Alternatively, embracing switch-side removes focus from truth and onto the appearance as such. Debate becomes a place for the study of the invention and reception of truth - or tropes, topoi, whatever you may wish to call them - the containers that make truth recognizable as such. Investigating the shape and power of the containers of what is believed to be true is an incredibly important study, and makes debate one of the most powerful disciplines in the university. Anyone can acquire facts and information, and anyone can use ad bacculum or popularity appeals to get that information over as truth to a community of like-minded people, such as the American debate world. But being able to broadly discuss, identify, critique, and replace the tropes of truth in broader society is much more valuable than the acquisition of resonant information. The reason being that one day that resonance with truth will fade from that information, and those who did not study rhetoric will be left holding the bag. Adaptability is the watchword here, and switch-side might be a good way of teaching it - not because of the thin, rather non-existence scope of adaptability in tournaments (most judges are very much alike in decision-making compared to the variety one gets from a public audience) or the precision that form of adaptation teaches, but the broader and more difficult question of reformulating treasured facts into other things, things considered valuable for a variety of listeners. What contemporary debate offers is akin to a specialized type of biochemistry, possibly focusing on one or two types of bacteria. What I am suggesting with a switch-side focus is the re-emergence of the art of alchemy - transmutation of the worthless into the valuable, and vice versa.

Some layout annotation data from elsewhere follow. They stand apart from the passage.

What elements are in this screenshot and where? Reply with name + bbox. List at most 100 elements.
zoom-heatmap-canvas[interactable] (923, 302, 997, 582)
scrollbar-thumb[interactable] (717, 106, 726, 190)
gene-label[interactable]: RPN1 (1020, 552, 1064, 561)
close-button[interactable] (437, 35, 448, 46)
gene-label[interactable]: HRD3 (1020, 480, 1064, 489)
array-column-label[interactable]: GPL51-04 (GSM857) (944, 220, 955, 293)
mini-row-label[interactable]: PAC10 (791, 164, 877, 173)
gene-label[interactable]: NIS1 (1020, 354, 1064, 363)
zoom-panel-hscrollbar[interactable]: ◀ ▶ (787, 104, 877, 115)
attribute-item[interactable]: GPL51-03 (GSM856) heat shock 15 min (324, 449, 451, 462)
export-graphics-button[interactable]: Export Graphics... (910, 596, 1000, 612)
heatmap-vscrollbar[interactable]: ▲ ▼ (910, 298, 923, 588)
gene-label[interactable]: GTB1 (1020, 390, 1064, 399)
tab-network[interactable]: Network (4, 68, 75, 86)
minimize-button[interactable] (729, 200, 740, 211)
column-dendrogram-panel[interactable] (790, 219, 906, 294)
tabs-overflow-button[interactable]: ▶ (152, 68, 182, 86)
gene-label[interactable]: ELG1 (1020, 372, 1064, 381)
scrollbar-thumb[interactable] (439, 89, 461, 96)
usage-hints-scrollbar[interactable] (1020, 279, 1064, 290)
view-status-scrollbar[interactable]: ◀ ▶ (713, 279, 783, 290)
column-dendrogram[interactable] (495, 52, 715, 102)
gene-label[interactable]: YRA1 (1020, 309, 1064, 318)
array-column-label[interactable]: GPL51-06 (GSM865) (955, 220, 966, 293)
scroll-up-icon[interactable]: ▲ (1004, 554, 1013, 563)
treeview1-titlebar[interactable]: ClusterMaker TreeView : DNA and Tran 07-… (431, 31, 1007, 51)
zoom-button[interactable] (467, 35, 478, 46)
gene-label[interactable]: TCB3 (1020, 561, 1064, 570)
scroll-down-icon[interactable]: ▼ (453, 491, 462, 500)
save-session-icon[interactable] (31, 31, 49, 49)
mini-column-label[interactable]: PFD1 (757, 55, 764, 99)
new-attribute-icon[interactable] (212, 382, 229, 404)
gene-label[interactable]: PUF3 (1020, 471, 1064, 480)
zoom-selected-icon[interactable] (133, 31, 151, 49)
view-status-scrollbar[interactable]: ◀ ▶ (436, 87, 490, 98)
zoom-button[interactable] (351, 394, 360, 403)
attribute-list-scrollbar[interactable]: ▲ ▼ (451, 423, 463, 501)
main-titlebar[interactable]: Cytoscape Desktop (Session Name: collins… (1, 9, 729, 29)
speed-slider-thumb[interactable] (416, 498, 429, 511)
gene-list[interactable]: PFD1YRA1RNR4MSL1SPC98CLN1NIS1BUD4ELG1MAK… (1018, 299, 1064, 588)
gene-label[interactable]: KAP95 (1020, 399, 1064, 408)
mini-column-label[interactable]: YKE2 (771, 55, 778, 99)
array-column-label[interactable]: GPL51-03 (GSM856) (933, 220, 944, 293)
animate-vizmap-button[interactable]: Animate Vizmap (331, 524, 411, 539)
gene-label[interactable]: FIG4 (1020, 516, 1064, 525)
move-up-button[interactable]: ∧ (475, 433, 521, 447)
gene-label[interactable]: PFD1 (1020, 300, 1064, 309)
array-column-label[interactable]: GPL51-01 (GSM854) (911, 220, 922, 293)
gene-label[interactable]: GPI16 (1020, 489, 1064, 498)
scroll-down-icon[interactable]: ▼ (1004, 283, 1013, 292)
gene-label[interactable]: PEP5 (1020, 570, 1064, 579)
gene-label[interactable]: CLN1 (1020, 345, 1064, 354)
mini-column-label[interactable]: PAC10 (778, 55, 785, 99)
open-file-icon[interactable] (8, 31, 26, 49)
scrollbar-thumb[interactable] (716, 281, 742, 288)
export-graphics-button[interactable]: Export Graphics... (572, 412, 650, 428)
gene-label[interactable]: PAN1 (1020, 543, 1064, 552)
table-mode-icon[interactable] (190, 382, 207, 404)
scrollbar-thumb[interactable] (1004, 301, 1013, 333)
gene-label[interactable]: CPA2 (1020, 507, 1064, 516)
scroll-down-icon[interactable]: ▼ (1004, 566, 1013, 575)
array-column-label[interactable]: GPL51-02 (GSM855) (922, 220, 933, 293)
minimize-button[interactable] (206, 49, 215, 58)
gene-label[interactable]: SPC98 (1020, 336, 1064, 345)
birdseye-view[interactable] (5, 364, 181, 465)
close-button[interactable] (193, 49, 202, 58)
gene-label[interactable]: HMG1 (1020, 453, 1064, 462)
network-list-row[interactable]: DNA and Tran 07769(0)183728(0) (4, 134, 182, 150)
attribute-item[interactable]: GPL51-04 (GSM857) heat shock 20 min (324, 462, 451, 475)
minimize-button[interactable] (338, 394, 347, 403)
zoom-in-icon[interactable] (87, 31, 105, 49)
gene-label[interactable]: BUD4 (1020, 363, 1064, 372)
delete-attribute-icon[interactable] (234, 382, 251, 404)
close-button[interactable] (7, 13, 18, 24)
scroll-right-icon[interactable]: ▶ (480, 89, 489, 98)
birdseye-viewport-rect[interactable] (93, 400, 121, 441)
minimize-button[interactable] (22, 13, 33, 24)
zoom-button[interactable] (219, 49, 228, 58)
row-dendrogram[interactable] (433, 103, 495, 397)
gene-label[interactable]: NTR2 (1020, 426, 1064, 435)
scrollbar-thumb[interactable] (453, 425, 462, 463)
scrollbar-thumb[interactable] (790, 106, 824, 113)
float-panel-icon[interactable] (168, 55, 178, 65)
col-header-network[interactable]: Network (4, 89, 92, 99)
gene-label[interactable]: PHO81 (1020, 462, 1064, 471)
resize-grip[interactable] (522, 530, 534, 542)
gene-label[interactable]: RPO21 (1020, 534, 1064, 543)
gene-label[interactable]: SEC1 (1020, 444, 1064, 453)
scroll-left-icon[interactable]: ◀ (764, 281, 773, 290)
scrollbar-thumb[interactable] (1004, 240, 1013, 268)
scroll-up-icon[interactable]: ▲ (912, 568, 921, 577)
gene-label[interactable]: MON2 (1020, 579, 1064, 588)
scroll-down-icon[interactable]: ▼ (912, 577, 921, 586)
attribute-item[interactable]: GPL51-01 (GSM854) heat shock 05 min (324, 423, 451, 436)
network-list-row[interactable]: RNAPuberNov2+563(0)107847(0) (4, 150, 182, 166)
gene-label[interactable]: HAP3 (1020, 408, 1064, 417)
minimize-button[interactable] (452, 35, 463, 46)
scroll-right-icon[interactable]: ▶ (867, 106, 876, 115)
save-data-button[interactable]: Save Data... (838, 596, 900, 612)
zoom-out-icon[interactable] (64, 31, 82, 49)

Switch-side does not teach this directly, but teaches it by numbing the thrill of the possession of truth by forcing students to throw it away at each instance in order to prepare for the next debate. Human nature what it is, debaters will turn toward possessing the next best thing - the forms of persuasion, which opens the door wide for the keen debate teacher to begin the lesson in earnest, showing how the formulation of truth is indistinguishable from the possession of what is believed to be true.